He International Monetary Fund (IMF) raised this Tuesday five tenths of growth prospects of Spain in 2024, up to 2.9%, a figure that stands out in a depressed euro zone which will only grow by 0.8% this year.
“During the first half of the year, what we saw was that the exports were very strong and this is partly due to tourism (…) but also to private consumption and public investments which have been strong,” explained the deputy director of the IMF studies department, Petya Koeva Brooks, in an interview with EFE.
According to Koeva Brooksthis good data is also driven by the public investment and “the impact of certain European Union (EU) funds, which are being absorbed.”
The data is above the Forecasts from the Bank of Spainwho believes that the Gross domestic product (GDP) will increase by 2.8%, and own governmentwhich estimates that growth will be 2.7%.

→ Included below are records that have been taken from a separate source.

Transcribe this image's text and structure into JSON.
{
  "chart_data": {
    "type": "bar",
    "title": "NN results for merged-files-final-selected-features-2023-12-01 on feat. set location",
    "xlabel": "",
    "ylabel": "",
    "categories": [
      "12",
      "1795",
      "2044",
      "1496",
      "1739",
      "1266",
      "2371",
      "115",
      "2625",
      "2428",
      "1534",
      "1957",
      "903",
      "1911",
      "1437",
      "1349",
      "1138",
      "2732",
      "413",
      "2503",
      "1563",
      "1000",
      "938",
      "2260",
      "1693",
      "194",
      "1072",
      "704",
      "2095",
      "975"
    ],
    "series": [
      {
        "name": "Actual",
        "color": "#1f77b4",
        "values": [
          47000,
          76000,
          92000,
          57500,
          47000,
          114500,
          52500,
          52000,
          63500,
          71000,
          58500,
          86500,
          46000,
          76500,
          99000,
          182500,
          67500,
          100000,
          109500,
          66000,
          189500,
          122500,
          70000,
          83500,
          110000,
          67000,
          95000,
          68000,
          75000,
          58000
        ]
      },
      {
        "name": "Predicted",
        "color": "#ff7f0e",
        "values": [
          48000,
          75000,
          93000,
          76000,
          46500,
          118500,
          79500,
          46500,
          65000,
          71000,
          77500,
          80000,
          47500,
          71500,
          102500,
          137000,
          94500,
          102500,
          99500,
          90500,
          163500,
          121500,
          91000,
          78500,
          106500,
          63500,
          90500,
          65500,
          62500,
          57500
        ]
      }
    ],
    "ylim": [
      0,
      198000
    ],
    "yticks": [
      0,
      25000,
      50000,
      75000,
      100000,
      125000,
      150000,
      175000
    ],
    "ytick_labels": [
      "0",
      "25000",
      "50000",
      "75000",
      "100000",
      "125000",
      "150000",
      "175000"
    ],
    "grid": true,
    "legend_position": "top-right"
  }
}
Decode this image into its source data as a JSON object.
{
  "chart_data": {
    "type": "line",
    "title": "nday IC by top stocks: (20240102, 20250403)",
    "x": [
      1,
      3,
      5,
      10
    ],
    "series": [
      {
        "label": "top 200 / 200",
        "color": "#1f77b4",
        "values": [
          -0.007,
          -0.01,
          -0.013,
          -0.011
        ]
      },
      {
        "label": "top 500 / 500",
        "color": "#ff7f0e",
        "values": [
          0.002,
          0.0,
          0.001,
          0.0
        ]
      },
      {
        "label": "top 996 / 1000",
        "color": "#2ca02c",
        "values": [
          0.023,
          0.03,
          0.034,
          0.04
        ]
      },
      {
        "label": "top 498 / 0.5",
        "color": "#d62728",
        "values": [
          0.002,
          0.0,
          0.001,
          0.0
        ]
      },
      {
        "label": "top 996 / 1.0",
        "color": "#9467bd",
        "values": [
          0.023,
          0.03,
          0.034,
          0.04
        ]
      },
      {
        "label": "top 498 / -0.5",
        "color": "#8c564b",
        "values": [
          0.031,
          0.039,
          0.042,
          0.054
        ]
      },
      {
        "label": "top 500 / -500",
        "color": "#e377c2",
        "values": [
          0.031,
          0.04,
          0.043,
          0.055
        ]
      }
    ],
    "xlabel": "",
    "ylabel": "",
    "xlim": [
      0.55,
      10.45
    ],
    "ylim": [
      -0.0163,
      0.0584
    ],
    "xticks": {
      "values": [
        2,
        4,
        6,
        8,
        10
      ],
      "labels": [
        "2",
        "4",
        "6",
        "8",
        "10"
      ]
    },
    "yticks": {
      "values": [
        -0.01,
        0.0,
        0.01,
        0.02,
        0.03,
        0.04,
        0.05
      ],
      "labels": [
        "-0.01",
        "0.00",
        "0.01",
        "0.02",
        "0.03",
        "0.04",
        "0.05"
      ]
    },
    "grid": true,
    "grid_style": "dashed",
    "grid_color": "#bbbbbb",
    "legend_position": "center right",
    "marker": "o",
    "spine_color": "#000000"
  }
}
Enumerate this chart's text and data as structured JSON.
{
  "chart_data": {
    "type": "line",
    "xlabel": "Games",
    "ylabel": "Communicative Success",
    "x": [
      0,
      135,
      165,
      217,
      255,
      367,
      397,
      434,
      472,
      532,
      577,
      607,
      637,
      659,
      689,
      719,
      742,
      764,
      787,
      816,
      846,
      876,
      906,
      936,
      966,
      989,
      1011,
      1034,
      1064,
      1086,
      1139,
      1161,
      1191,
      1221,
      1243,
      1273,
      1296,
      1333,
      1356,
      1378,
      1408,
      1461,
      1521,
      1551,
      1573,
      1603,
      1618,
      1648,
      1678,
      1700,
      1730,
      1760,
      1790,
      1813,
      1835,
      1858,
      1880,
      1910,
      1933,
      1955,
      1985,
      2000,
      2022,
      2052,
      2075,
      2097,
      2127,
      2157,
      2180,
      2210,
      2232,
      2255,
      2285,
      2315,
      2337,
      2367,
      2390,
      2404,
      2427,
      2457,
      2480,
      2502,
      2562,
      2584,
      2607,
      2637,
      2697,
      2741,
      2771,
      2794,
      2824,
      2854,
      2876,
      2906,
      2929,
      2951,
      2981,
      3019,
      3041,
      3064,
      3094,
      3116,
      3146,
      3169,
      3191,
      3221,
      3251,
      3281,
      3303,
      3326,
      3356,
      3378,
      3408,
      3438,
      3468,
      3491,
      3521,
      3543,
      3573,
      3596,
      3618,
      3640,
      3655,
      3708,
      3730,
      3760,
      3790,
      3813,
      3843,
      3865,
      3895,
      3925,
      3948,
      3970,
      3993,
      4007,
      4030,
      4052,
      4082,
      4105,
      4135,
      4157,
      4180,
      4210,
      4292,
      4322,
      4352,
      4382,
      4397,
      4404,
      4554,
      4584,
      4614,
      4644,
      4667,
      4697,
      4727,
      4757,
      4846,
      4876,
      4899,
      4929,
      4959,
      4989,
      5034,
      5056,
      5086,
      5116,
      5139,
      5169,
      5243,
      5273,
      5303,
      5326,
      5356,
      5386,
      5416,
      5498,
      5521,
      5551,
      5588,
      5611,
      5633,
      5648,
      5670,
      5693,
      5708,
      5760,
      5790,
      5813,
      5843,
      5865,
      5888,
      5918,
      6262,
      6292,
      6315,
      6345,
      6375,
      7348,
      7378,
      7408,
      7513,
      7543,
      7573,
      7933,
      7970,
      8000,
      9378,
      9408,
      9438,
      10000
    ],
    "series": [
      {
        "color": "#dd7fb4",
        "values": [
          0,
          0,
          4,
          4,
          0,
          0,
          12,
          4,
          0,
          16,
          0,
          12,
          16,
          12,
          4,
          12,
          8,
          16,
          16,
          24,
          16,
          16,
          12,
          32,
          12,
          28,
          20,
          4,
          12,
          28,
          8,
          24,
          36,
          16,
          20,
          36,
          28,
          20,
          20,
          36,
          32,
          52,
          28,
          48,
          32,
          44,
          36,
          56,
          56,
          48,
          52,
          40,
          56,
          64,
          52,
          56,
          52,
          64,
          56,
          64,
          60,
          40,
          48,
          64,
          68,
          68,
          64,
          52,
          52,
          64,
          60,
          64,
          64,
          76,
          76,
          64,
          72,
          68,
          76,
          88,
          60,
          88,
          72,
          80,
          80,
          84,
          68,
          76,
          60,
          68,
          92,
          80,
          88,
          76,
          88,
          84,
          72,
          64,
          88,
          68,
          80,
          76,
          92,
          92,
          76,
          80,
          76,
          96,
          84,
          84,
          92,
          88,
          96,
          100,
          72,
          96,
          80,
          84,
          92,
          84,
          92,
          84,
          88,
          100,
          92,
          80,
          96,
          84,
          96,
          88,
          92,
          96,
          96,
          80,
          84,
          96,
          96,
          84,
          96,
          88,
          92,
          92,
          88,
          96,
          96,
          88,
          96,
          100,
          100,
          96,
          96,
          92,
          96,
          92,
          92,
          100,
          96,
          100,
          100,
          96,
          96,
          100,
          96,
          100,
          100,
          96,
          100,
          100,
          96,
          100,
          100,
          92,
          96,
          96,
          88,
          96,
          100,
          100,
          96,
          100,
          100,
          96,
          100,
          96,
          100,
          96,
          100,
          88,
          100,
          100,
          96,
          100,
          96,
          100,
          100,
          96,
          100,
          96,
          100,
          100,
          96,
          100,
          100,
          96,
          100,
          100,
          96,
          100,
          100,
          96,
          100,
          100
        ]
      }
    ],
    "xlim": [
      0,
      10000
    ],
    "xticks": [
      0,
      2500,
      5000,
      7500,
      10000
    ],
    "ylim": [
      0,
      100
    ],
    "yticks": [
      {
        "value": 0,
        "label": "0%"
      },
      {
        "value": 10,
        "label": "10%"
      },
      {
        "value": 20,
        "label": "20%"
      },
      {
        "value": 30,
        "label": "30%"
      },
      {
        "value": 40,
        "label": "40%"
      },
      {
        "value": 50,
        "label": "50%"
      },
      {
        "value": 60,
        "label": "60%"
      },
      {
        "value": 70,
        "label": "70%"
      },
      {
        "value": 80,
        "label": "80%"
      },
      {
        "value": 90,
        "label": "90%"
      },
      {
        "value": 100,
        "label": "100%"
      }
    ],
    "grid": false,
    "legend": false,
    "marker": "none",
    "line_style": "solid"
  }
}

As part of the annual meetings held this week by the IMF and the World Bank, the institution presented its latest global economic updates (the WEO report, in English) and forecasts remained unchanged growth for Spain by 2025, at 2.1%.
The IMF also left its growth forecasts unchanged. the global economy at 3.2% for this yearwhile reducing those for 2025 by a tenth, also to 3.2%, in a period of great global instability where the risks of downward reductions in estimates are increasing.
The Washington-based institution has already downgraded its rating poor growth in the euro zone down to 0.8% this year (one tenth less than estimated in July) and 1.2% thereafter (three tenths less). These figures represent a worsening compared to your own calculationsbut growth compared to 0.4% in 2023, driven by stronger domestic demand.
Germany stands out (but not for the better) for its dependence on manufacturing
Germany It is undoubtedly the country that stands out the most among the major European economies, but not for the better. The IMF reduced its forecast by two tenths to 0 growth. And it lowered by 5 tenths those for next year, when the country will grow by 0.8%.
According to Koeva Brooks, economies that rely more on manufacturing than services, were more affected and Germany is one of these countries. “We hope that this will change, that the economy will recover in 2025 thanks to higher real wages, as well as consumer and investment confidence,” he detailed.
As for the rest of the eurozone’s largest economies, France will experience growth of 1.1% both this year (after an improvement of two tenths) and next year (two tenths less); And Italy will only grow 0.7% in 2024 and the 0.8% in 2025 (after a worsening of one tenth).
Inside United Kingdom, For its part, it is expected that growth will be 1.1% in 2024 (four tenths more) and 1.5% in 2025, with falling inflation and interest rates stimulating domestic demand.
These forecasts are given in a context where interest rates have already started to fall. According to the IMF, the European Central Bank (ECB) will do reductions of 100 basis points in 2024 and 50 points in 2025, with which the interest rate will settle at 2.5% in June 2025. Concerning debt, in the euro zone, the debt/GDP ratio is expected to have already stabilized around 88% in 2024, although with differences between countries.